Jul 24, 2019 Newsdesk Latest News, Philippines, Top of the deck  
The Philippine Amusement and Gaming Corp – also known as Pagcor – has disputed claims by a public spending watchdog that Casino Filipino Manila Bay had an accumulated PHP2.1 billion (US$41.4 million) net loss over five years up to the end of 2018.
Pagcor additionally rejected the possibility of shutting down the property, as suggested in a report by the country’s Commission on Audit.
Pagcor is both a regulator of casinos including private-sector venues, and an operator of a chain of state-owned gaming facilities – branded Casino Filipino – in the Philippines.
“Casino Filipino Manila Bay only commenced operations in August 2017, less than two years to date,” Pagcor said in a press release issued on Tuesday.
It added: “The PHP2.11-billion worth of losses cited by the Commission on Audit, which dated back to 2014, was not accurate as it included the revenue deficits of Casino Filipino Pavilion, which ceased operations last March 2018.”
According to Pagcor, Casino Filipino Pavilion and Casino Filipino Manila Bay are unrelated entities.
In its report into Pagcor, the Commission on Audit had said the “aggregate net losses of PHP2.113 billion incurred by Casino Filipino Manila Bay for five consecutive years cast doubt on its ability to continue as a going concern.”.
The spending watchdog added that Pagcor should “devise realistic development plans and strategies to generate sufficient funds” or consider closure of the property in order to “avert continuous losses.”
In its Monday press release, Pagcor pointed out it was “only after deducting the mandated contributions and corporate social responsibility financial assistance… that negative figures are registered” at Casino Filipino Manila Bay.

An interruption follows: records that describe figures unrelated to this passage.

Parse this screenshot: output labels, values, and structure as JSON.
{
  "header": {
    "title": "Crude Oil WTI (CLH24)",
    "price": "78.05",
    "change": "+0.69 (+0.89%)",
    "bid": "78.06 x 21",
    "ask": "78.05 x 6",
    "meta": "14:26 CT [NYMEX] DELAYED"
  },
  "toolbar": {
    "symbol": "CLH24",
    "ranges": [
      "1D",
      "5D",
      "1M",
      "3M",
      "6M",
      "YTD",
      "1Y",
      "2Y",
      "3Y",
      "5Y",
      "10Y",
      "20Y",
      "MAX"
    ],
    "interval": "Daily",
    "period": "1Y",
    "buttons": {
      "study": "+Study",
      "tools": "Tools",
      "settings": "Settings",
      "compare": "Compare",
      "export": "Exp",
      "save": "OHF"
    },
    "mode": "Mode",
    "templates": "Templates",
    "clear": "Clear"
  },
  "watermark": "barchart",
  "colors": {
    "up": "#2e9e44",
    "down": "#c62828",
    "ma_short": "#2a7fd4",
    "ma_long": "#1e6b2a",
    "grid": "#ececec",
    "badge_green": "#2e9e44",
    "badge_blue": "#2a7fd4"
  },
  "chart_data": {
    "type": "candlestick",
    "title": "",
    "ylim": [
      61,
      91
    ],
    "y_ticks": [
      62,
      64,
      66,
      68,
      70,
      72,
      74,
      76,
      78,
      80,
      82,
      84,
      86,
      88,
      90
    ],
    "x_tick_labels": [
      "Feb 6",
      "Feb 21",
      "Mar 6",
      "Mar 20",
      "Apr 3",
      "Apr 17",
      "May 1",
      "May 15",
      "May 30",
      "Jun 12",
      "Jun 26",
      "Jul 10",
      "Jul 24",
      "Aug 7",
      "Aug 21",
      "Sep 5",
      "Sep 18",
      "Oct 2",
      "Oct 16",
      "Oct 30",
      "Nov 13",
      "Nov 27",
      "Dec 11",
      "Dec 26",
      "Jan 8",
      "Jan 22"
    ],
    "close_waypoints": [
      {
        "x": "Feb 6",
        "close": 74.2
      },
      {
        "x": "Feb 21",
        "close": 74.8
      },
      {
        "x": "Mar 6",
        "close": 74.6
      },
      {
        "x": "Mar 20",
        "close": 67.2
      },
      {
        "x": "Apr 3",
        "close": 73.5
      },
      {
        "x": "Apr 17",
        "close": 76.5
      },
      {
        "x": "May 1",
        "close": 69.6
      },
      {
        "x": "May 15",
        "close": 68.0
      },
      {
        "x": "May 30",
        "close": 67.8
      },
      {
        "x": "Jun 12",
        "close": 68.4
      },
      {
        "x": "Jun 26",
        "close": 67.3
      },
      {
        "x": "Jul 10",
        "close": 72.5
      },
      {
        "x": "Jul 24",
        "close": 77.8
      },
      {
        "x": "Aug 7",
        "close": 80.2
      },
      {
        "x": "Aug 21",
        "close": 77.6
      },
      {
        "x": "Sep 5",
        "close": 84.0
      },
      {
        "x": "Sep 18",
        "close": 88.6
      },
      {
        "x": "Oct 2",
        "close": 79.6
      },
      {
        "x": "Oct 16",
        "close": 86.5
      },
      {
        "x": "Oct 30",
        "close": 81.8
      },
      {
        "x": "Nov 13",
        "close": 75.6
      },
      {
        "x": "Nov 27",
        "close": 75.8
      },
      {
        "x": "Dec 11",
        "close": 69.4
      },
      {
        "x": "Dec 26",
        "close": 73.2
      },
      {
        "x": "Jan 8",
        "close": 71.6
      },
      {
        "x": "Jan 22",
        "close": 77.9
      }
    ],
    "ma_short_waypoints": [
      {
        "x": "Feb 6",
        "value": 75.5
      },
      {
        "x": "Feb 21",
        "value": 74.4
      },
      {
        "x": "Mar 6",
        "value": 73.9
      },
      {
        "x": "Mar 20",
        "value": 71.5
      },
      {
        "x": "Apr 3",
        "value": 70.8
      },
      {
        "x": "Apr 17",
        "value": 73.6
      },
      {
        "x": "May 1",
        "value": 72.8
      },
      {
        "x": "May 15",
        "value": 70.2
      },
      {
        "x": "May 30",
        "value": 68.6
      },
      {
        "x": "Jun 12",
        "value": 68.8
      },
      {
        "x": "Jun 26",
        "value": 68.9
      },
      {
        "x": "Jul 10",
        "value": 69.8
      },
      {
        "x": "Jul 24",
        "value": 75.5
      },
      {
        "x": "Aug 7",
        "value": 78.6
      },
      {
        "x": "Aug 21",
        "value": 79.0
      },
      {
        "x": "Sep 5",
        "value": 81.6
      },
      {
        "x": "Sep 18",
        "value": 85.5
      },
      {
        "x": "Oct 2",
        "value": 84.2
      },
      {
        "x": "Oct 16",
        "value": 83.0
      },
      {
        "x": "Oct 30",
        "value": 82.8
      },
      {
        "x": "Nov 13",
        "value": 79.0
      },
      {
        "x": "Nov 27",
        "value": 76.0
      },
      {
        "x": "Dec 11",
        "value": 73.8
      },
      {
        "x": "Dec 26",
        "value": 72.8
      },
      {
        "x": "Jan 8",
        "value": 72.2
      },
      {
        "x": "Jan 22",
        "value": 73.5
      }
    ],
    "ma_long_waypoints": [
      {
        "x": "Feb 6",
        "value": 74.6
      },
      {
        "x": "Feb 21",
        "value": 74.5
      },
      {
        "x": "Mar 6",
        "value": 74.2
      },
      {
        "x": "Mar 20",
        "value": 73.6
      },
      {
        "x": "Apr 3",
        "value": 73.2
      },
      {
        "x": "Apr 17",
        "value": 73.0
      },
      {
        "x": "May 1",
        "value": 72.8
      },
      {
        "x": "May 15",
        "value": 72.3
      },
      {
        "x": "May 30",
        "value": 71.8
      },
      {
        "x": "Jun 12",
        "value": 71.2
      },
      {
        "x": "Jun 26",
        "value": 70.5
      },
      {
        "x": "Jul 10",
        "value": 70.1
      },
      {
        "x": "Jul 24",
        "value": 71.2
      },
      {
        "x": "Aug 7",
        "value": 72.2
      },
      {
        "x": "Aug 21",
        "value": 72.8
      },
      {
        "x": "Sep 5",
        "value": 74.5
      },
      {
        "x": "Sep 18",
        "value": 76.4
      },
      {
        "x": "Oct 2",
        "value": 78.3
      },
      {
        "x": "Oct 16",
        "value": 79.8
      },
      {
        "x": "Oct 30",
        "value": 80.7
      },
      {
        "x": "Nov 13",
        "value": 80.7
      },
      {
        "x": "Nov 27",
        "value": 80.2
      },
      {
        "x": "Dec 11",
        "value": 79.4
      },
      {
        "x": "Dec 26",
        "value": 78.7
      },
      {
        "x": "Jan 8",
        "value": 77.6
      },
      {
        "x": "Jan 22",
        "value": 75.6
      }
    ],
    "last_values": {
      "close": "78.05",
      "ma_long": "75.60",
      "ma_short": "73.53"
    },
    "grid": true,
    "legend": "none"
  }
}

Pagcor however admitted it was introducing measures to improve profitability at the property, namely by “rationalising” operations, reducing operational expenses and “focusing its marketing efforts on the branch’s potential niche, the high limit and VIP table games.”

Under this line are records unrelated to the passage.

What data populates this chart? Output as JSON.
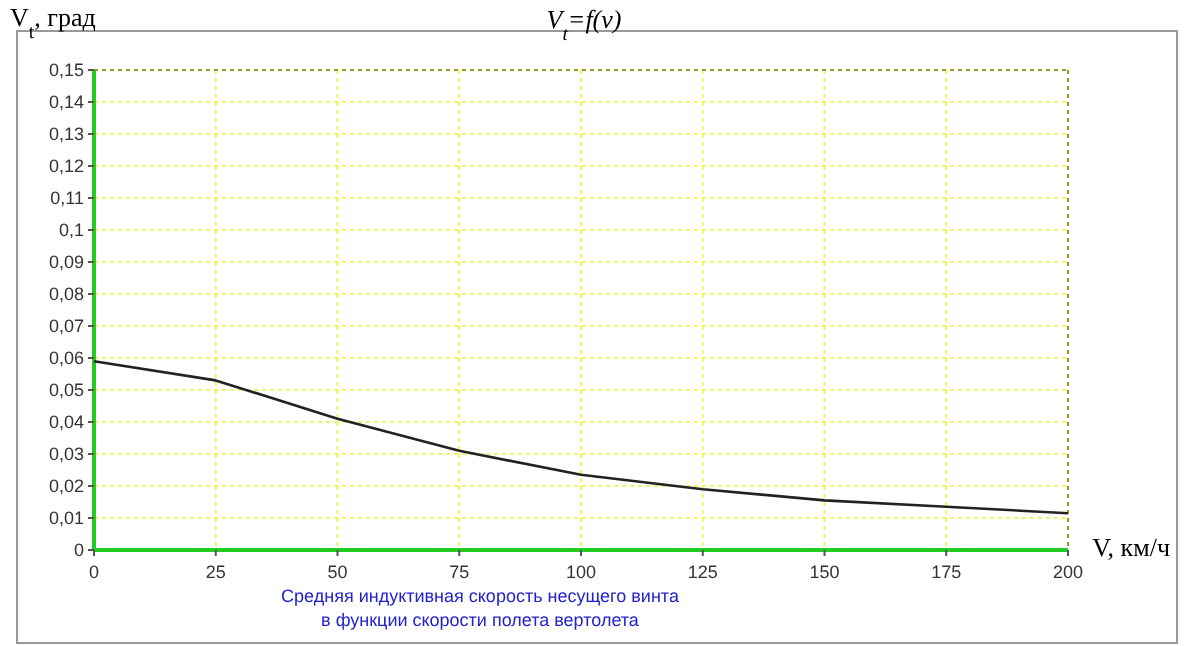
{
  "chart_data": {
    "type": "line",
    "title": "V$_{t}$=f(v)",
    "ylabel": "V$_{t}$, град",
    "xlabel": "V, км/ч",
    "annotations": [
      "Средняя индуктивная скорость несущего винта\nв функции скорости полета вертолета"
    ],
    "x": [
      0,
      25,
      50,
      75,
      100,
      125,
      150,
      175,
      200
    ],
    "series": [
      {
        "color": "#222222",
        "values": [
          0.059,
          0.053,
          0.041,
          0.031,
          0.0235,
          0.019,
          0.0155,
          0.0135,
          0.0115
        ]
      }
    ],
    "xlim": [
      0,
      200
    ],
    "xticks": [
      0,
      25,
      50,
      75,
      100,
      125,
      150,
      175,
      200
    ],
    "ylim": [
      0,
      0.15
    ],
    "yticks": [
      0,
      {
        "value": 0.01,
        "label": "0,01"
      },
      {
        "value": 0.02,
        "label": "0,02"
      },
      {
        "value": 0.03,
        "label": "0,03"
      },
      {
        "value": 0.04,
        "label": "0,04"
      },
      {
        "value": 0.05,
        "label": "0,05"
      },
      {
        "value": 0.06,
        "label": "0,06"
      },
      {
        "value": 0.07,
        "label": "0,07"
      },
      {
        "value": 0.08,
        "label": "0,08"
      },
      {
        "value": 0.09,
        "label": "0,09"
      },
      {
        "value": 0.1,
        "label": "0,1"
      },
      {
        "value": 0.11,
        "label": "0,11"
      },
      {
        "value": 0.12,
        "label": "0,12"
      },
      {
        "value": 0.13,
        "label": "0,13"
      },
      {
        "value": 0.14,
        "label": "0,14"
      },
      {
        "value": 0.15,
        "label": "0,15"
      }
    ],
    "grid": true,
    "marker": "none",
    "line_style": "solid"
  }
}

The firm added: “To generate additional revenues, Casino Filipino Manila Bay is now pursuing the sublease of its second-floor area to junket operators. Furthermore, an income-sharing scheme is being seriously contemplated for a guaranteed positive bottom line.”
Pagcor also explained in the press release it could not cease operations at Casino Filipino Manila Bay due to an existing service contract entered with Vanderwood Management Corp for the property, signed by Pagcor’s previous management.